The chicken was crispy and delicious and as promised had a special flavor that was extraordinarily rich and savory. It was a far cry from the Chick-Fil-A and Perdue chicken I grew up with in the modern South. I shared my second Leghorn with Chef Justin Behlke of Cellar Door Provisions, who roasted it simply; he said it reminded him almost of a wild game bird. Modern chicken in contrast is so tasteless that people sometimes don’t even notice it’s not there. Chef Pope says that while Leghorn might make a very good fried chicken, he counsels chefs that other heritage breeds such as the Chantecler work even better.

So it tastes delicious, might be healthier and many would agree these birds have a better life than conventional birds. Chefs need to not just like the stories about them, they need to work with farmers to preserve these breeds and put them back on the American table. But it’s going to be hard when chefs have forgotten (or never learned) how to cook them, very few farmers raise them, and consumers – who have largely never tasted this kind of chicken – balk at the prices.

Plus people expect chicken to be cheap, and fried chicken has turned from a seasonal Sunday dinner food to an everyday fast food staple. But the prices are partially much higher than they need to be because of poor infrastructure on the processing and distribution side. Local farmer Greg Gunthorp says the reality is that non-mainstream chicken farming is 15 years behind other meats such as beef or pork.

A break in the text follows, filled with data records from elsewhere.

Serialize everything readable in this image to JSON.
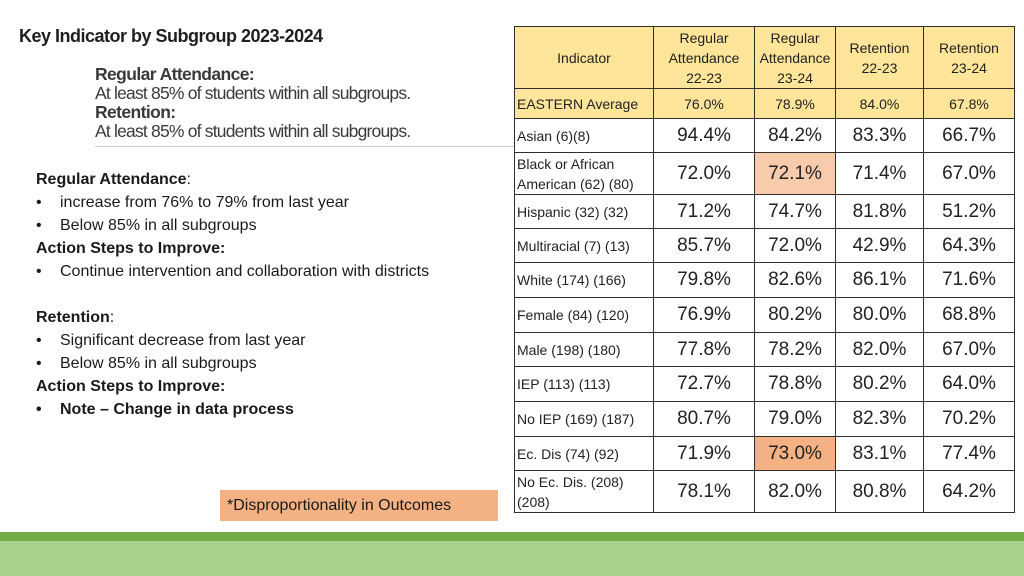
{
  "title": "Key Indicator by Subgroup 2023-2024",
  "criteria": {
    "attendance_heading": "Regular Attendance:",
    "attendance_text": "At least 85% of students within all subgroups.",
    "retention_heading": "Retention:",
    "retention_text": "At least 85% of students within all subgroups."
  },
  "notes": {
    "attendance_label": "Regular Attendance",
    "colon": ":",
    "attendance_bullets": [
      "increase from 76% to 79% from last year",
      "Below 85% in all subgroups"
    ],
    "action_label_1": "Action Steps to Improve:",
    "action_bullets_1": [
      "Continue intervention and collaboration with districts"
    ],
    "retention_label": "Retention",
    "retention_bullets": [
      "Significant decrease from last year",
      "Below 85% in all subgroups"
    ],
    "action_label_2": "Action Steps to Improve:",
    "action_bullets_2": [
      "Note – Change in data process"
    ]
  },
  "disproportionality": "*Disproportionality in Outcomes",
  "table": {
    "headers": {
      "indicator": "Indicator",
      "ra2223": [
        "Regular",
        "Attendance",
        "22-23"
      ],
      "ra2324": [
        "Regular",
        "Attendance",
        "23-24"
      ],
      "ret2223": [
        "Retention",
        "22-23"
      ],
      "ret2324": [
        "Retention",
        "23-24"
      ]
    },
    "average": {
      "label": "EASTERN Average",
      "values": [
        "76.0%",
        "78.9%",
        "84.0%",
        "67.8%"
      ]
    },
    "rows": [
      {
        "label": "Asian (6)(8)",
        "values": [
          "94.4%",
          "84.2%",
          "83.3%",
          "66.7%"
        ]
      },
      {
        "label": "Black or African American (62) (80)",
        "values": [
          "72.0%",
          "72.1%",
          "71.4%",
          "67.0%"
        ]
      },
      {
        "label": "Hispanic (32) (32)",
        "values": [
          "71.2%",
          "74.7%",
          "81.8%",
          "51.2%"
        ]
      },
      {
        "label": "Multiracial (7) (13)",
        "values": [
          "85.7%",
          "72.0%",
          "42.9%",
          "64.3%"
        ]
      },
      {
        "label": "White (174) (166)",
        "values": [
          "79.8%",
          "82.6%",
          "86.1%",
          "71.6%"
        ]
      },
      {
        "label": "Female (84) (120)",
        "values": [
          "76.9%",
          "80.2%",
          "80.0%",
          "68.8%"
        ]
      },
      {
        "label": "Male (198) (180)",
        "values": [
          "77.8%",
          "78.2%",
          "82.0%",
          "67.0%"
        ]
      },
      {
        "label": "IEP (113) (113)",
        "values": [
          "72.7%",
          "78.8%",
          "80.2%",
          "64.0%"
        ]
      },
      {
        "label": "No IEP (169) (187)",
        "values": [
          "80.7%",
          "79.0%",
          "82.3%",
          "70.2%"
        ]
      },
      {
        "label": "Ec. Dis (74)  (92)",
        "values": [
          "71.9%",
          "73.0%",
          "83.1%",
          "77.4%"
        ]
      },
      {
        "label": "No Ec. Dis. (208) (208)",
        "values": [
          "78.1%",
          "82.0%",
          "80.8%",
          "64.2%"
        ]
      }
    ]
  },
  "colors": {
    "header_fill": "#fee599",
    "highlight_orange": "#f4b183",
    "highlight_light": "#f8cbad",
    "footer_dark": "#70ad47",
    "footer_light": "#a9d18e"
  }
}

Tom Arnold, who raises free-range chicken in Jo Daviess County, says he currently doesn’t work with Chicago chefs and that he wishes more restaurants would start a dialog with farmers. “They assume we can’t produce, we assume they won’t pay the price.”

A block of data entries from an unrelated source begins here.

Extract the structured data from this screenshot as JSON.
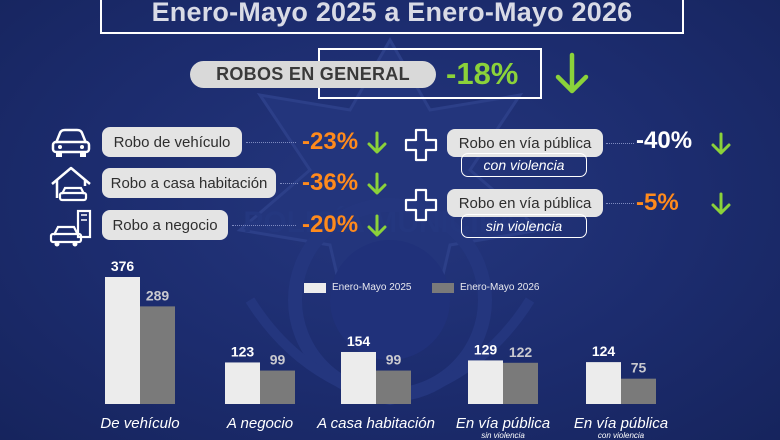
{
  "title": "Enero-Mayo 2025 a Enero-Mayo 2026",
  "general": {
    "label": "ROBOS EN GENERAL",
    "change": "-18%"
  },
  "categories_left": [
    {
      "label": "Robo de vehículo",
      "change": "-23%",
      "icon": "car-icon"
    },
    {
      "label": "Robo a casa habitación",
      "change": "-36%",
      "icon": "house-car-icon"
    },
    {
      "label": "Robo a negocio",
      "change": "-20%",
      "icon": "store-car-icon"
    }
  ],
  "categories_right": [
    {
      "label": "Robo en vía pública",
      "sub": "con violencia",
      "change": "-40%",
      "icon": "plus-cross-icon"
    },
    {
      "label": "Robo en vía pública",
      "sub": "sin violencia",
      "change": "-5%",
      "icon": "plus-cross-icon"
    }
  ],
  "watermark_text": "POLICÍA MUNICIPAL",
  "colors": {
    "background": "#1b2b6b",
    "bar_2025": "#ececec",
    "bar_2026": "#7a7a7a",
    "down_arrow": "#8bd23a",
    "change_orange": "#ff8a1c",
    "change_green": "#8bd23a"
  },
  "chart_data": {
    "type": "bar",
    "categories": [
      "De vehículo",
      "A negocio",
      "A casa habitación",
      "En vía pública",
      "En vía pública"
    ],
    "category_sublabels": [
      "",
      "",
      "",
      "sin violencia",
      "con violencia"
    ],
    "series": [
      {
        "name": "Enero-Mayo 2025",
        "values": [
          376,
          123,
          154,
          129,
          124
        ]
      },
      {
        "name": "Enero-Mayo 2026",
        "values": [
          289,
          99,
          99,
          122,
          75
        ]
      }
    ],
    "legend_position": "top-right",
    "grid": false
  }
}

Van Camp’s story of a breed that was “almost lost” becomes one of a breed that at this point is still effectively lost. Frank Reese is working to change that, partnering with Farm Forward to build a Good Shepherd Poultry Center. Ben Goldsmith said the center would serve the “urgent need for institutions to address lack of biodiversity and give farmers husbandry skills and create infrastructure for an alternative to the mainstream poultry industry.”

“We need to re-teach people how to do this again,” Reese said. “It’s the only way to make it work.”

Heritage pork can already be found at many restaurants. If Reese gets his way, heritage chicken might soon be on as many menus. Van Camp says he's looking into working with other farmers, maybe someday they'll have a special on their board that is made with heritage chicken.